KKP Gabungkan Pendekatan Kimia dan Fisika untuk Produksi Garam
Petani membawa garam menggunakan gerobak dorong saat panen di Desa Tambak Cemandi, Sedati, Sidoarjo, Jawa Timur, Jumat (11/8). ANTARA FOTO/Umarul Faruq

tirto.id - Kementerian Kelautan dan Perikanan (KKP) tengah mengupayakan pengembangan teknologi baru untuk memproduksi garam, dengan mengombinasikan pendekatan kimia dan fisika. Hal ini untuk mengurangi ketergantungan cara produksi dengan sinar matahari.

Direktur Jasa Kelautan Direktorat Jenderal Pengelolaan Ruang Laut KKP, Mohammad Abduh Nur Hidajat mengatakan, pengembangan teknologi baru itu diyakini bisa mempercepat proses evaporasi (penguapan), sehingga bisa mengurangi ketergantungan sinar matahari.

"Tekno yang mau diterapkan gimana? Kita sedang rancang kombinasi antara kimiawi dan fisika," ujar Abduh dalam acara “Peluncuran Hikayat Si Induk Bumbu” di Jakarta pada Kamis (22/2/2018).

Selama ini, proses produksi garam membutuhkan waktu sekitar 70 hari.

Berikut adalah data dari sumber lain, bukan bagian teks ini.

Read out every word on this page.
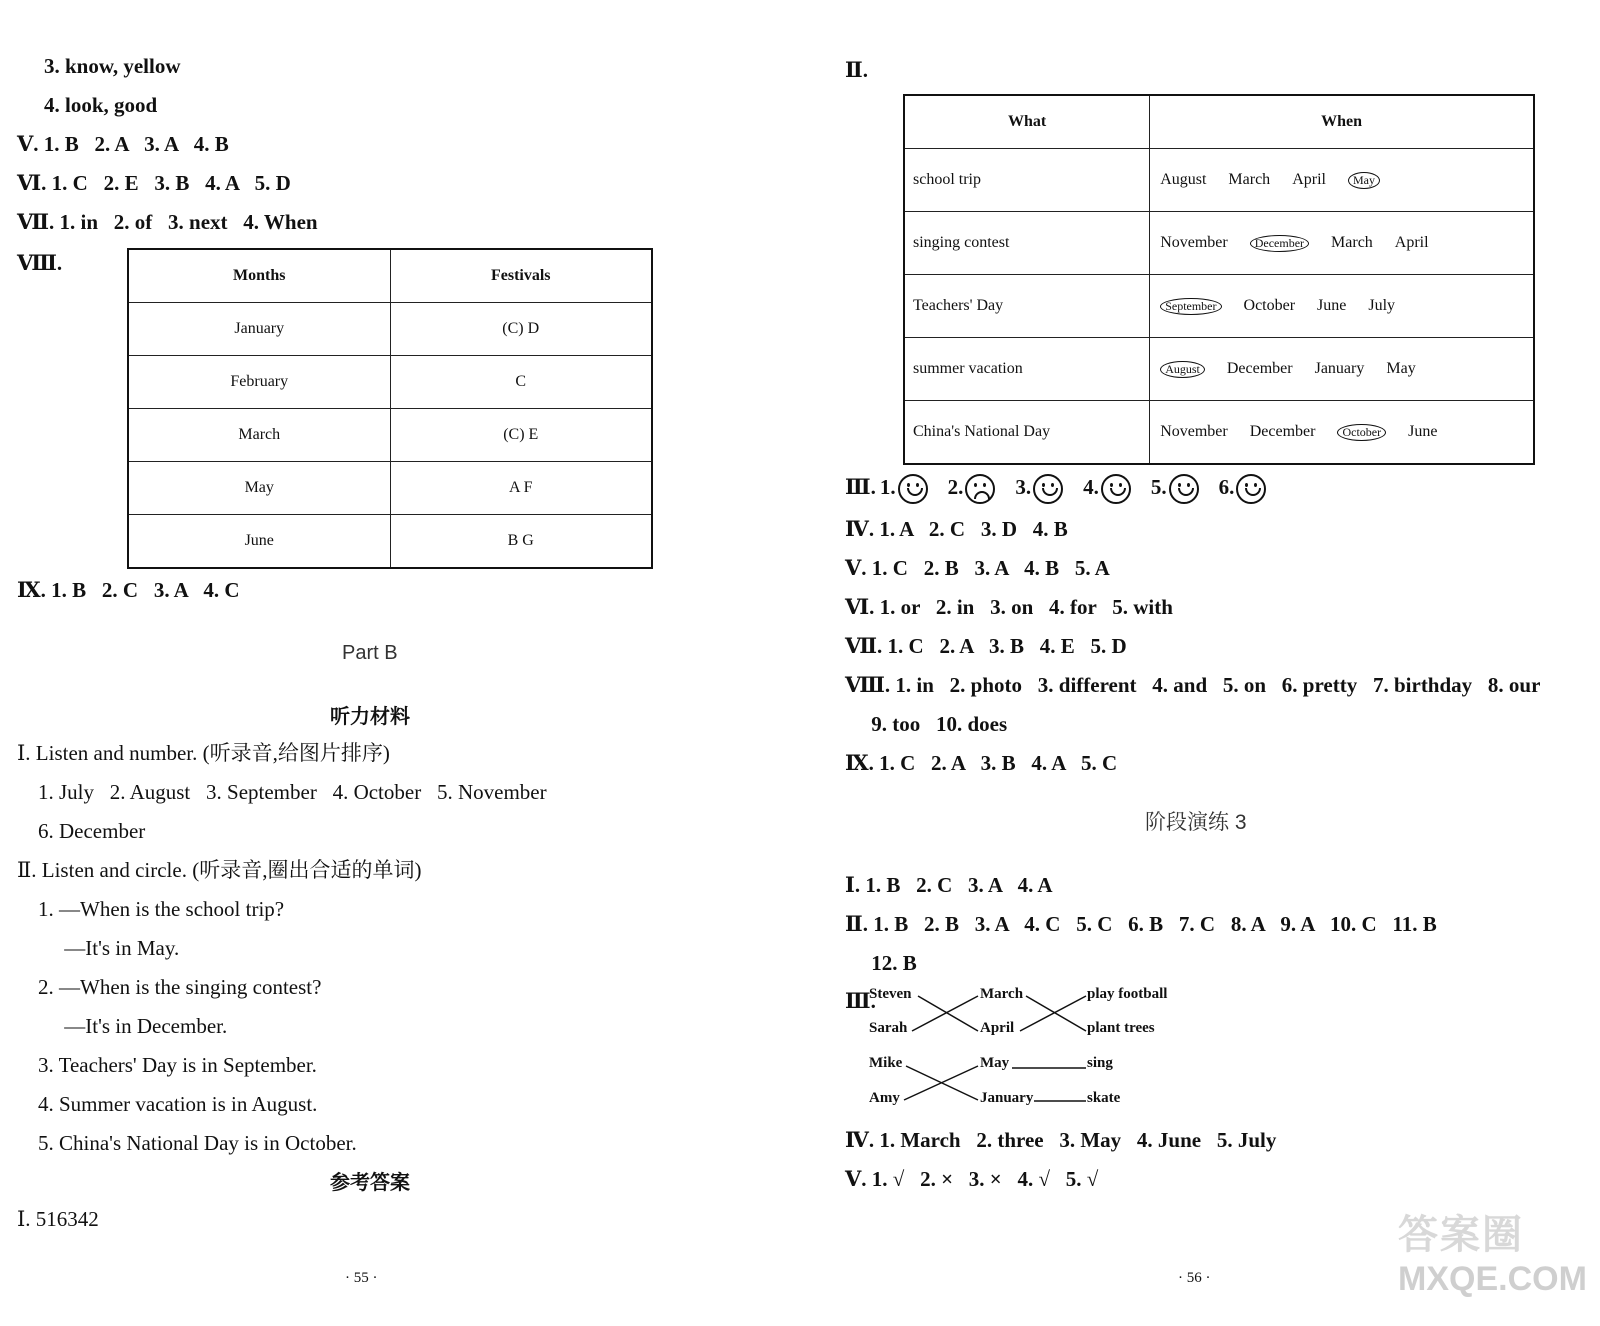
3. know, yellow
4. look, good
Ⅴ. 1. B   2. A   3. A   4. B
Ⅵ. 1. C   2. E   3. B   4. A   5. D
Ⅶ. 1. in   2. of   3. next   4. When
Ⅷ.
Months	Festivals
January	(C) D
February	C
March	(C) E
May	A F
June	B G
Ⅸ. 1. B   2. C   3. A   4. C
Part B
听力材料
Ⅰ. Listen and number. (听录音,给图片排序)
1. July   2. August   3. September   4. October   5. November
6. December
Ⅱ. Listen and circle. (听录音,圈出合适的单词)
1. —When is the school trip?
—It's in May.
2. —When is the singing contest?
—It's in December.
3. Teachers' Day is in September.
4. Summer vacation is in August.
5. China's National Day is in October.
参考答案
Ⅰ. 516342
· 55 ·
Ⅱ.
What	When
school trip	August March April May
singing contest	November December March April
Teachers' Day	September October June July
summer vacation	August December January May
China's National Day	November December October June
Ⅲ. 1. 2. 3. 4. 5. 6.
Ⅳ. 1. A   2. C   3. D   4. B
Ⅴ. 1. C   2. B   3. A   4. B   5. A
Ⅵ. 1. or   2. in   3. on   4. for   5. with
Ⅶ. 1. C   2. A   3. B   4. E   5. D
Ⅷ. 1. in   2. photo   3. different   4. and   5. on   6. pretty   7. birthday   8. our
9. too   10. does
Ⅸ. 1. C   2. A   3. B   4. A   5. C
阶段演练 3
Ⅰ. 1. B   2. C   3. A   4. A
Ⅱ. 1. B   2. B   3. A   4. C   5. C   6. B   7. C   8. A   9. A   10. C   11. B
12. B
Ⅲ.
Steven
Sarah
Mike
Amy
March
April
May
January
play football
plant trees
sing
skate
Ⅳ. 1. March   2. three   3. May   4. June   5. July
Ⅴ. 1. √   2. ×   3. ×   4. √   5. √
· 56 ·
答案圈
MXQE.COM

Dengan teknologi baru ini, maka proses produksi hanya 7 hari. Selain itu, teknologi ini juga bisa menghemat biaya. "Jelas biaya produksi bisa ditekan. Tapi, belum tahu jangan dulu dibicarakan," kata Abduh.

Untuk menguji teknologi ini, KKP telah menerapkan proyek percontohan di lahan seluas 1 hektare (Ha). KPK sedang mempersiapkan teknologi ini bisa diterapkan seluruh petambak garam di Indonesia.

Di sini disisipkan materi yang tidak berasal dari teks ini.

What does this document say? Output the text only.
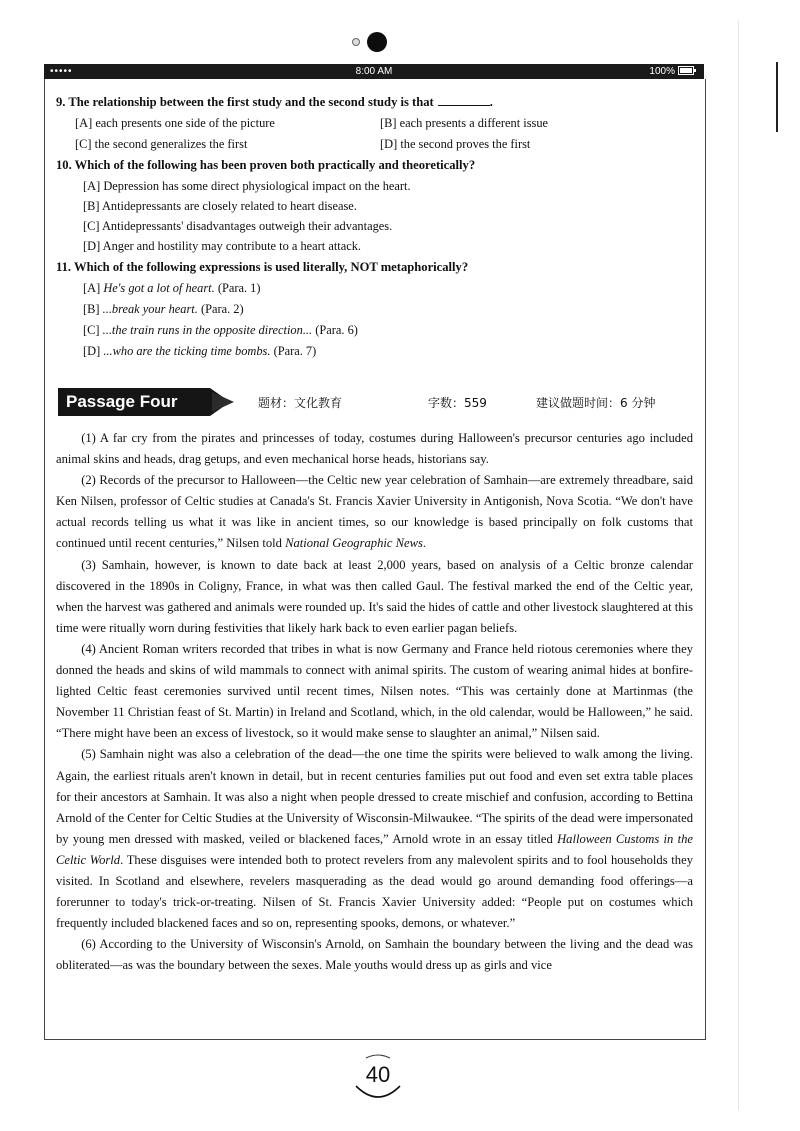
•••••	8:00 AM	100%
9. The relationship between the first study and the second study is that	.
[A] each presents one side of the picture	[B] each presents a different issue
[C] the second generalizes the first	[D] the second proves the first
10. Which of the following has been proven both practically and theoretically?
[A] Depression has some direct physiological impact on the heart.
[B] Antidepressants are closely related to heart disease.
[C] Antidepressants' disadvantages outweigh their advantages.
[D] Anger and hostility may contribute to a heart attack.
11. Which of the following expressions is used literally, NOT metaphorically?
[A] He's got a lot of heart. (Para. 1)
[B] ...break your heart. (Para. 2)
[C] ...the train runs in the opposite direction... (Para. 6)
[D] ...who are the ticking time bombs. (Para. 7)
Passage Four	题材：文化教育	字数：559	建议做题时间：6 分钟

(1) A far cry from the pirates and princesses of today, costumes during Halloween's precursor centuries ago included animal skins and heads, drag getups, and even mechanical horse heads, historians say.

(2) Records of the precursor to Halloween—the Celtic new year celebration of Samhain—are extremely threadbare, said Ken Nilsen, professor of Celtic studies at Canada's St. Francis Xavier University in Antigonish, Nova Scotia. “We don't have actual records telling us what it was like in ancient times, so our knowledge is based principally on folk customs that continued until recent centuries,” Nilsen told National Geographic News.

(3) Samhain, however, is known to date back at least 2,000 years, based on analysis of a Celtic bronze calendar discovered in the 1890s in Coligny, France, in what was then called Gaul. The festival marked the end of the Celtic year, when the harvest was gathered and animals were rounded up. It's said the hides of cattle and other livestock slaughtered at this time were ritually worn during festivities that likely hark back to even earlier pagan beliefs.

(4) Ancient Roman writers recorded that tribes in what is now Germany and France held riotous ceremonies where they donned the heads and skins of wild mammals to connect with animal spirits. The custom of wearing animal hides at bonfire-lighted Celtic feast ceremonies survived until recent times, Nilsen notes. “This was certainly done at Martinmas (the November 11 Christian feast of St. Martin) in Ireland and Scotland, which, in the old calendar, would be Halloween,” he said. “There might have been an excess of livestock, so it would make sense to slaughter an animal,” Nilsen said.

(5) Samhain night was also a celebration of the dead—the one time the spirits were believed to walk among the living. Again, the earliest rituals aren't known in detail, but in recent centuries families put out food and even set extra table places for their ancestors at Samhain. It was also a night when people dressed to create mischief and confusion, according to Bettina Arnold of the Center for Celtic Studies at the University of Wisconsin-Milwaukee. “The spirits of the dead were impersonated by young men dressed with masked, veiled or blackened faces,” Arnold wrote in an essay titled Halloween Customs in the Celtic World. These disguises were intended both to protect revelers from any malevolent spirits and to fool households they visited. In Scotland and elsewhere, revelers masquerading as the dead would go around demanding food offerings—a forerunner to today's trick-or-treating. Nilsen of St. Francis Xavier University added: “People put on costumes which frequently included blackened faces and so on, representing spooks, demons, or whatever.”

(6) According to the University of Wisconsin's Arnold, on Samhain the boundary between the living and the dead was obliterated—as was the boundary between the sexes. Male youths would dress up as girls and vice

40
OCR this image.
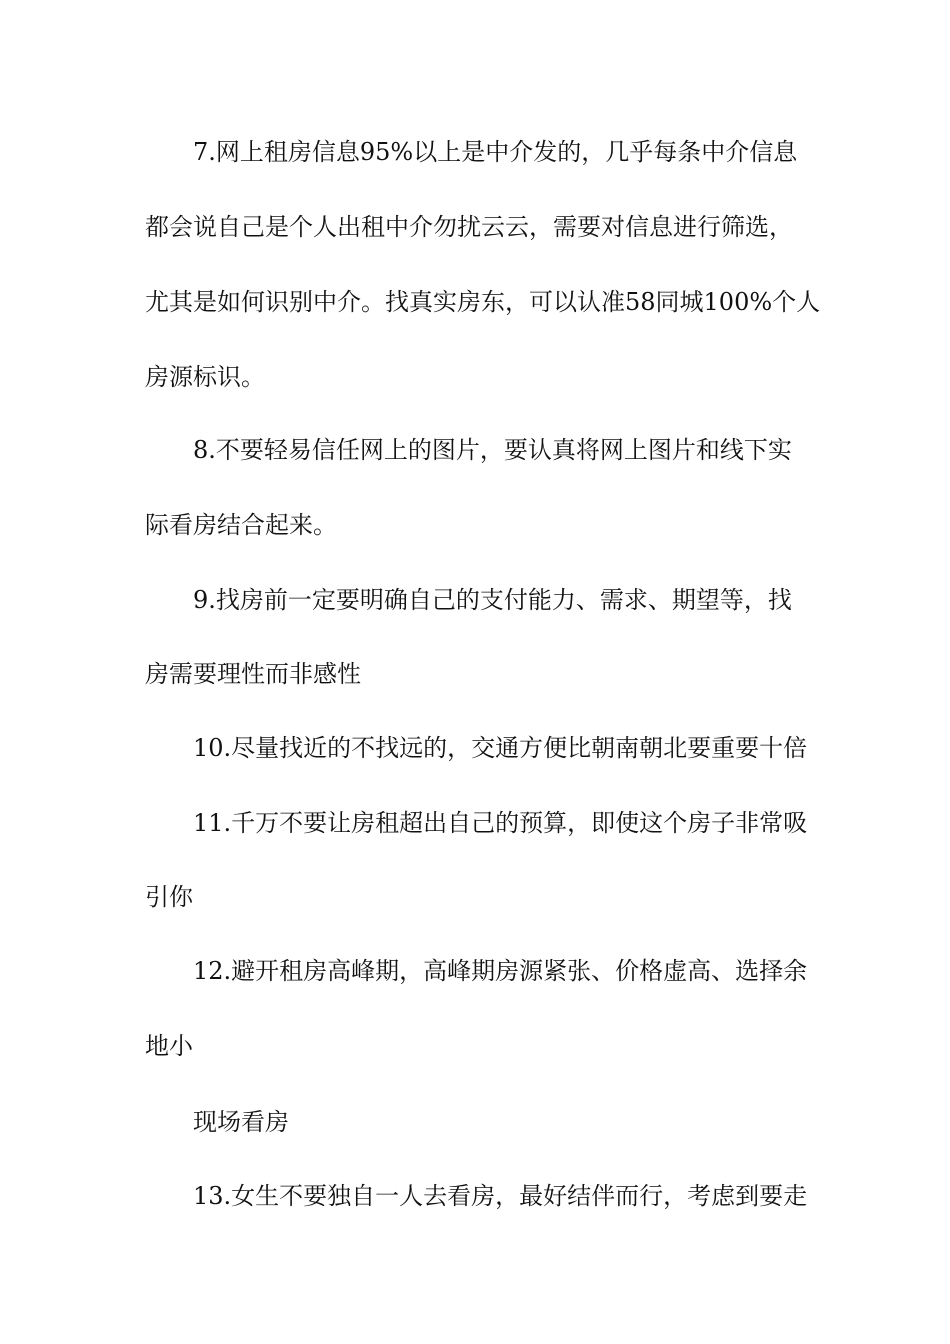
7.网上租房信息95%以上是中介发的，几乎每条中介信息
都会说自己是个人出租中介勿扰云云，需要对信息进行筛选，
尤其是如何识别中介。找真实房东，可以认准58同城100%个人
房源标识。
8.不要轻易信任网上的图片，要认真将网上图片和线下实
际看房结合起来。
9.找房前一定要明确自己的支付能力、需求、期望等，找
房需要理性而非感性
10.尽量找近的不找远的，交通方便比朝南朝北要重要十倍
11.千万不要让房租超出自己的预算，即使这个房子非常吸
引你
12.避开租房高峰期，高峰期房源紧张、价格虚高、选择余
地小
现场看房
13.女生不要独自一人去看房，最好结伴而行，考虑到要走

Namun, di tahap awal, KKP hanya mengkhususkan untuk sentra garam wilayah Barat, seperti Jawa dan Madura. "Kalau nanti daerah Timur minat, ya akan diterapkan ke Timur," ujarnya.

KKP Upayakan Swasembada Garam di Wilayah Timur Indonesia

Abduh Nur Hidajat mengatakan KKP telah mengupayakan swasembada garam di wilayah Timur, seperti Nusa Tenggara Timur (NTT) dan Nusa Tenggara Barat (NTB). Menurutnya, wilayah Timur masih memungkinkan untuk perluasan lahan garam.

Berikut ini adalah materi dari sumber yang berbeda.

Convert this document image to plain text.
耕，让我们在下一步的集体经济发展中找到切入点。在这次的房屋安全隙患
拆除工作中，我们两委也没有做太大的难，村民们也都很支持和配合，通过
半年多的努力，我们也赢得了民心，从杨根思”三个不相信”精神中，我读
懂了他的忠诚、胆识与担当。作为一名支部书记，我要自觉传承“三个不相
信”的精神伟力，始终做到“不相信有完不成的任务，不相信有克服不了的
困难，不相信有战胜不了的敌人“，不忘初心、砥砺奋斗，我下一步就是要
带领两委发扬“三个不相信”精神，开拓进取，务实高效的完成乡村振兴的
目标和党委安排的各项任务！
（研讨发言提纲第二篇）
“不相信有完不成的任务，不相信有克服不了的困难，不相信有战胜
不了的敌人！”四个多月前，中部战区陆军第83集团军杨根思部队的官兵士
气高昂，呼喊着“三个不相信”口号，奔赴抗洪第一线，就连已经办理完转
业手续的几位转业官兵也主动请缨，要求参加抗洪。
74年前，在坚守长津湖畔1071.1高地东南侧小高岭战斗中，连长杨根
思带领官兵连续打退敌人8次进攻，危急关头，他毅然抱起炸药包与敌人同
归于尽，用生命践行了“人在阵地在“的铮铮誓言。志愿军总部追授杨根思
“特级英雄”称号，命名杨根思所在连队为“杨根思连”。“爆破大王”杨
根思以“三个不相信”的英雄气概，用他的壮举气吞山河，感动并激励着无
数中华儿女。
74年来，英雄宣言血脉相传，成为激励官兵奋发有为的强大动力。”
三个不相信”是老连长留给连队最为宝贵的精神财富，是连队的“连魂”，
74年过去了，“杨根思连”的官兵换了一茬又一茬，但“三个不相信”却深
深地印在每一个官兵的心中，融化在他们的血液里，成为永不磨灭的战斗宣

Alasan lain, kata dia, wilayah Timur juga cenderung memiliki masa kemarau lebih panjang dari pada wilayah Barat, yaitu 6 sampai 8 bulan. Sedangkan di Jawa dan Madura, hanya 4 sampai 6 bulan.

Hasil garam di wilayah Timur akan dipakai untuk memenuhi kebutuhan garam industri sebesar 2,2 juta ton per tahun dari total kebutuhan sekitar 4 juta ton per tahun.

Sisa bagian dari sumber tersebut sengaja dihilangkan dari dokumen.